Our mute hero (who may or may not be Omega– it’s unknown!) reminds me of a borderline autistic adult. In addition to the muteness, he seems overall not to connect with other people, and he behaves in those strange ways that I recognize in folks in the spectrum. And yet, he does not seem to be a robot– after all, there are robots in this episode, and he’s not like them. He’s drawn intelligently– there’s no doubt he can put up a fight, but he is helpless in the realm of interacting with people. I like my comics to teach me something about being human, and this hero does that by the nature of his outsidedness.

In summary: robots. Autistic superheroes. Jerks we can’t stand. A very confused and traumatized teen. I realize the series is over (ha! I don’t have to wait!) and will be collected and published this October. I think I’ll go along for that ride.

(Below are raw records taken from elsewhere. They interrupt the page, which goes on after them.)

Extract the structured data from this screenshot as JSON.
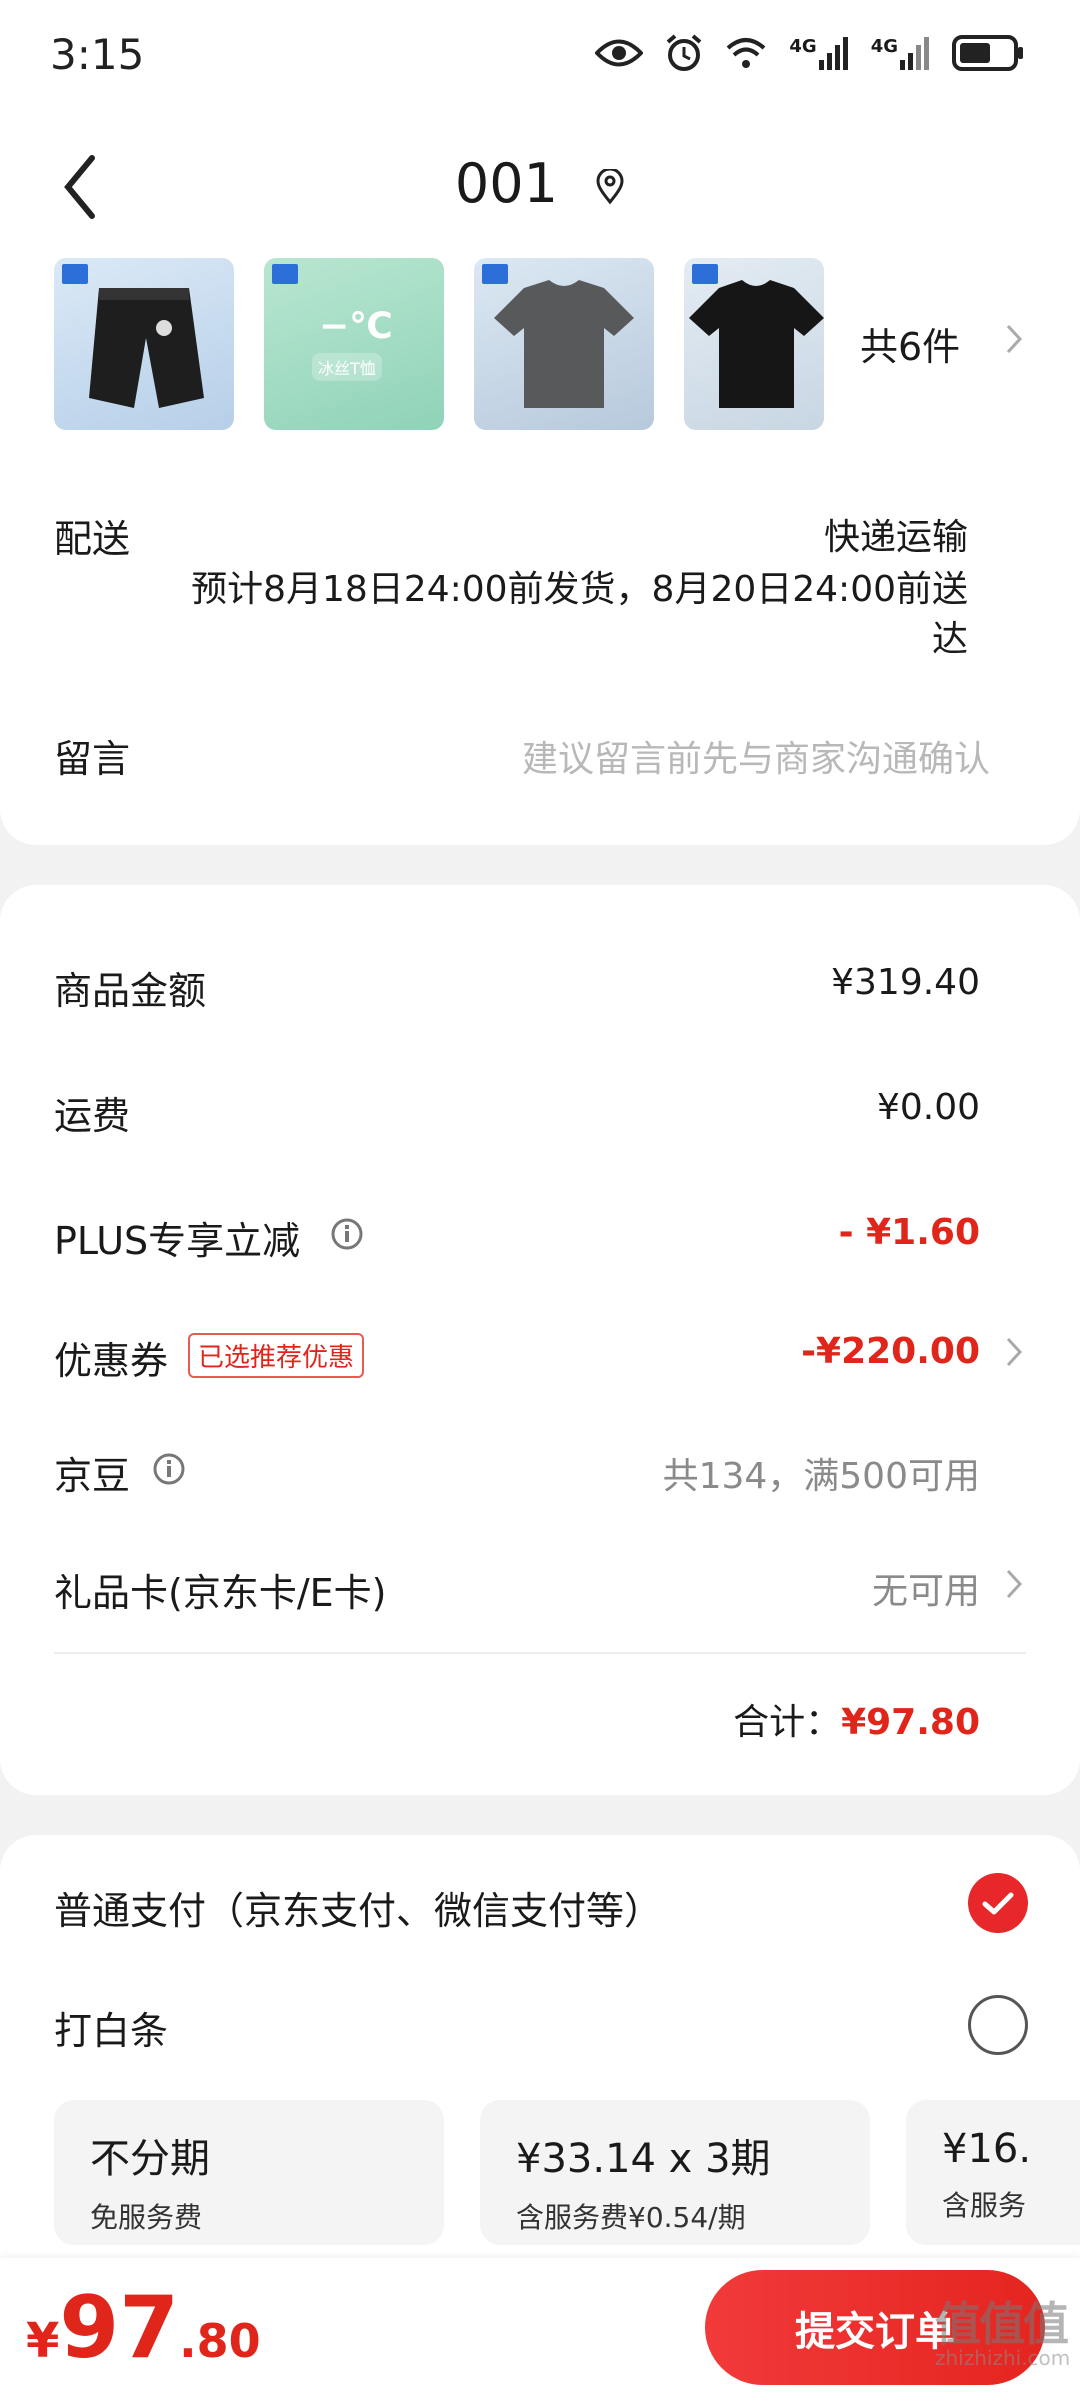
{
  "status_bar": {
    "time": "3:15",
    "icons": [
      "eye-icon",
      "alarm-icon",
      "wifi-icon",
      "signal-4g-icon",
      "signal-4g-icon",
      "battery-icon"
    ],
    "network_labels": [
      "4G",
      "4G"
    ]
  },
  "header": {
    "address": "001"
  },
  "products": {
    "thumb_labels": [
      "冰丝T恤"
    ],
    "count": "共6件"
  },
  "delivery": {
    "label": "配送",
    "method": "快递运输",
    "estimate": "预计8月18日24:00前发货，8月20日24:00前送达"
  },
  "note": {
    "label": "留言",
    "placeholder": "建议留言前先与商家沟通确认"
  },
  "price": {
    "goods_label": "商品金额",
    "goods_value": "¥319.40",
    "shipping_label": "运费",
    "shipping_value": "¥0.00",
    "plus_label": "PLUS专享立减",
    "plus_value": "- ¥1.60",
    "coupon_label": "优惠券",
    "coupon_tag": "已选推荐优惠",
    "coupon_value": "-¥220.00",
    "jingdou_label": "京豆",
    "jingdou_value": "共134，满500可用",
    "giftcard_label": "礼品卡(京东卡/E卡)",
    "giftcard_value": "无可用",
    "total_label": "合计：",
    "total_value": "¥97.80"
  },
  "payment": {
    "normal_label": "普通支付（京东支付、微信支付等）",
    "baitiao_label": "打白条",
    "plans": [
      {
        "title": "不分期",
        "sub": "免服务费"
      },
      {
        "title": "¥33.14 x 3期",
        "sub": "含服务费¥0.54/期"
      },
      {
        "title": "¥16.",
        "sub": "含服务"
      }
    ]
  },
  "bottom": {
    "currency": "¥",
    "integer": "97",
    "decimal": ".80",
    "submit_label": "提交订单",
    "watermark": "值值值",
    "watermark_sub": "zhizhizhi.com"
  },
  "colors": {
    "accent_red": "#e0251b",
    "submit_gradient": [
      "#f23a3a",
      "#e4241f"
    ],
    "background": "#f2f2f2"
  }
}
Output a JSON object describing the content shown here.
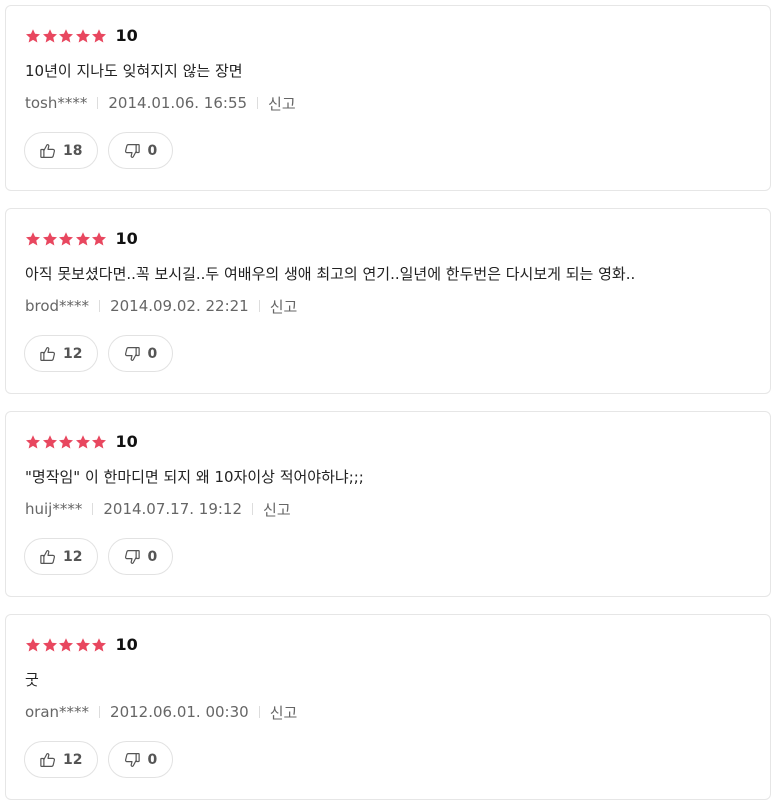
{
  "colors": {
    "star": "#e8475f",
    "border": "#e6e6e6",
    "meta_text": "#666666"
  },
  "icons": {
    "star": "star-icon",
    "like": "thumbs-up-icon",
    "dislike": "thumbs-down-icon"
  },
  "reviews": [
    {
      "stars": 5,
      "score": "10",
      "text": "10년이 지나도 잊혀지지 않는 장면",
      "user": "tosh****",
      "date": "2014.01.06. 16:55",
      "report_label": "신고",
      "likes": "18",
      "dislikes": "0"
    },
    {
      "stars": 5,
      "score": "10",
      "text": "아직 못보셨다면..꼭 보시길..두 여배우의 생애 최고의 연기..일년에 한두번은 다시보게 되는 영화..",
      "user": "brod****",
      "date": "2014.09.02. 22:21",
      "report_label": "신고",
      "likes": "12",
      "dislikes": "0"
    },
    {
      "stars": 5,
      "score": "10",
      "text": "\"명작임\" 이 한마디면 되지 왜 10자이상 적어야하냐;;;",
      "user": "huij****",
      "date": "2014.07.17. 19:12",
      "report_label": "신고",
      "likes": "12",
      "dislikes": "0"
    },
    {
      "stars": 5,
      "score": "10",
      "text": "굿",
      "user": "oran****",
      "date": "2012.06.01. 00:30",
      "report_label": "신고",
      "likes": "12",
      "dislikes": "0"
    }
  ]
}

Bad Rabbit: LJ/Blog in comic form

May 28th, 2008 by Stephanie

When Marty and I talked this weekend about comics and such, I mentioned I read a couple of web comics, particularly ones I can get delivered to my RSS reader. One of the ones I mentioned is Bad Rabbit.

Drawn by LiveJournal user auryanne, Bad Rabbit is not your typical webcomic. For one thing, there is no punchline. If you read this webcomic and think “I don’t get it,” then you’re thinking too hard. If you read it and think “wow, it’s like… a LiveJournal blog…. in pictures! With rabbits!” then you get it.

It’s a 3-frame autobiographical comic strip in which the “bad rabbit” (as portrayed by an anthropomorphic rabbit) goes through life, interacting with various friends and family and pets. Humans are anthropomorphic animals, but auryanne has a nice, natural style to her artwork that lends itself to a wide range of expression in her otherwise simple drawings. Pets are portrayed as animals (thank goodness, or confusion ensues!) You can learn quite a bit about auryanne’s world from 3 frames a week. But if you’re looking for story arc or superheroes… this isn’t it. This is a “reality webcomic,” like reality TV but without an annoying host or celebrities.